24 Apr 2016

The Moon at the End of My Street



According to Lawrence, who insists on an essential and dynamic correspondence between man and the heavenly bodies, the moon is a strange, white, soft-seeming world; a great cosmic nerve centre from which we quiver forever. 

Now, as readers of this blog may know, I'm philosophically hostile to such naive vitalism and what Quentin Meillassoux terms correlationism. However, la luna continues to attract my interest and affection and I agree with Lawrence that it's a far lovelier thing than merely a dead lump of rock in the night sky. 

And so it is that - just the other evening - I took the above photo of the moon at the end of my street, which, coincidentally, happens to be the title of a new collection of poems by Isabel del Rio, who, kindly, has given me permission to reproduce the following lines from a verse entitled 'If you and I did not have the moon':

    
If we did not have the Moon,
we would not know what to call
the night, perhaps only
darkness, we would describe it
only by its colour, black,
by its lack of purpose, pointless.


Other lunar-inspired verses in Ms del Rio's new book include 'wondering moon', 'this Moon is but a quaver on the sky', and 'Moon Haiku Number 1':


Like you, the Moon is
not in the universe, but
is the universe


Obviously, as a poet, there are moments when Ms del Rio falls into the same anthropocentric idealism and affectation as Lawrence. It's not so much that either author wilfully privileges the human over other objects, but each seems unable to help thinking the latter unless they conform to the mind of a knowing subject and in this way become products of human cognition and aesthetic fancy.

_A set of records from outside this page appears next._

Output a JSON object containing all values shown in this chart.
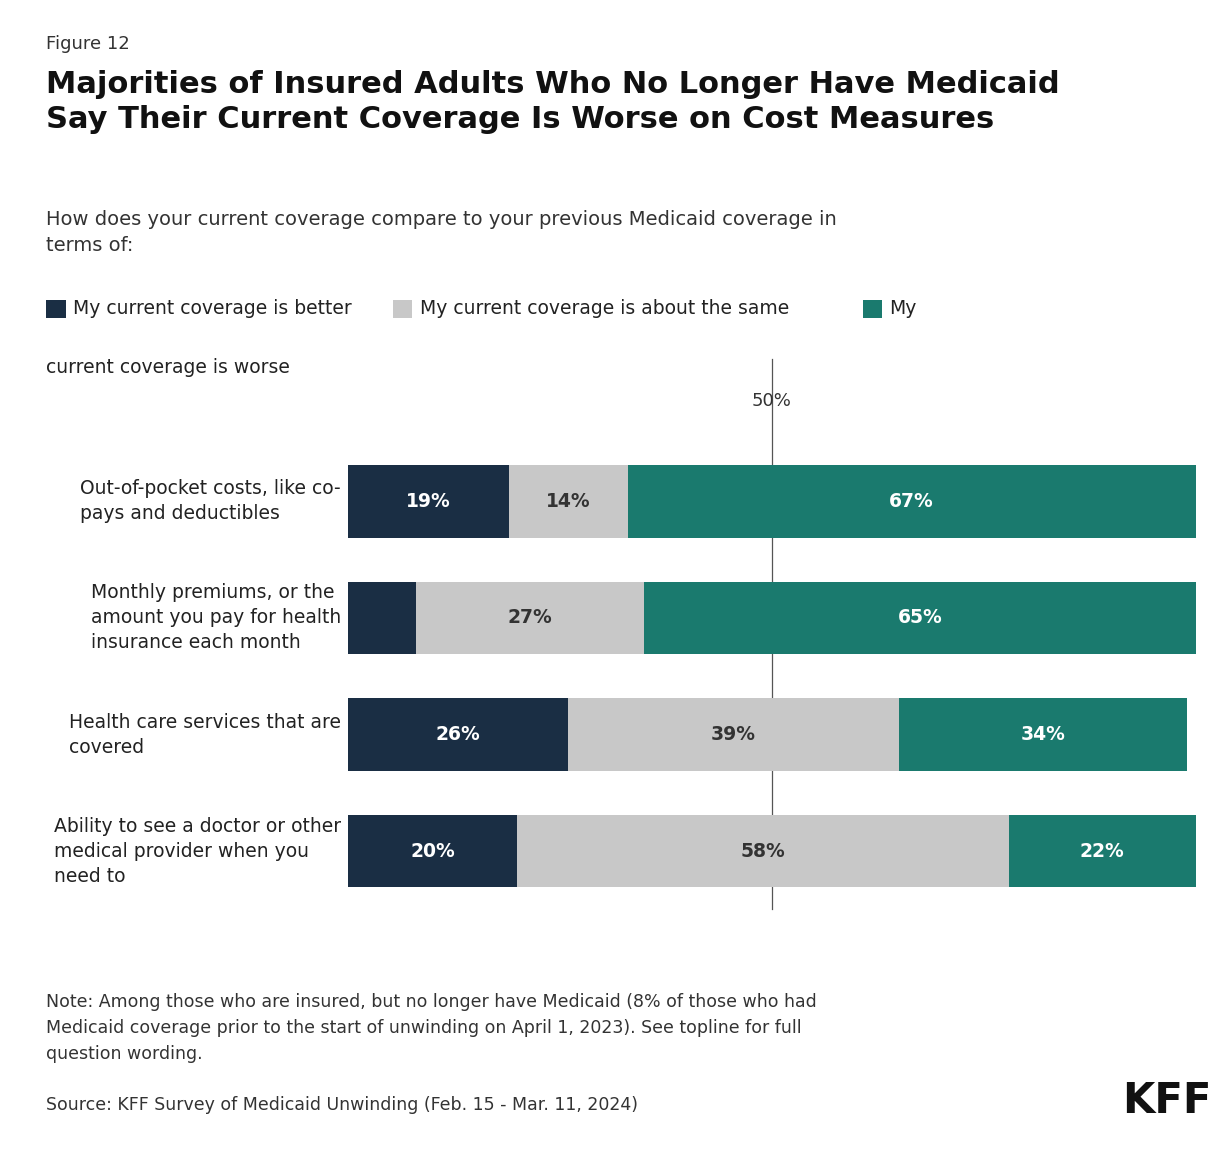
{
  "figure_label": "Figure 12",
  "title": "Majorities of Insured Adults Who No Longer Have Medicaid\nSay Their Current Coverage Is Worse on Cost Measures",
  "subtitle": "How does your current coverage compare to your previous Medicaid coverage in\nterms of:",
  "legend_labels": [
    "My current coverage is better",
    "My current coverage is about the same",
    "My current coverage is worse"
  ],
  "categories": [
    "Out-of-pocket costs, like co-\npays and deductibles",
    "Monthly premiums, or the\namount you pay for health\ninsurance each month",
    "Health care services that are\ncovered",
    "Ability to see a doctor or other\nmedical provider when you\nneed to"
  ],
  "better": [
    19,
    8,
    26,
    20
  ],
  "same": [
    14,
    27,
    39,
    58
  ],
  "worse": [
    67,
    65,
    34,
    22
  ],
  "show_better_label": [
    true,
    false,
    true,
    true
  ],
  "same_label_color": [
    "#333333",
    "#333333",
    "#333333",
    "#333333"
  ],
  "color_better": "#1a2e44",
  "color_same": "#c8c8c8",
  "color_worse": "#1a7a6e",
  "note": "Note: Among those who are insured, but no longer have Medicaid (8% of those who had\nMedicaid coverage prior to the start of unwinding on April 1, 2023). See topline for full\nquestion wording.",
  "source": "Source: KFF Survey of Medicaid Unwinding (Feb. 15 - Mar. 11, 2024)",
  "fifty_pct_label": "50%",
  "bar_height": 0.62,
  "background_color": "#ffffff"
}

Still, it's been said that I often do the same, despite my best efforts to adhere to a strict form of speculative realism and object-oriented ontology (i.e. to know that the moon and stars exist independently of Man and are not ontologically exhausted by their relation to us), so who am I to criticise ... 


Note: Isabel del Rio is a writer and linguist, born in Madrid and living in London. She writes in English and Spanish and has published fiction and poetry. Her new book is published by Friends of Alice Publishing (2016).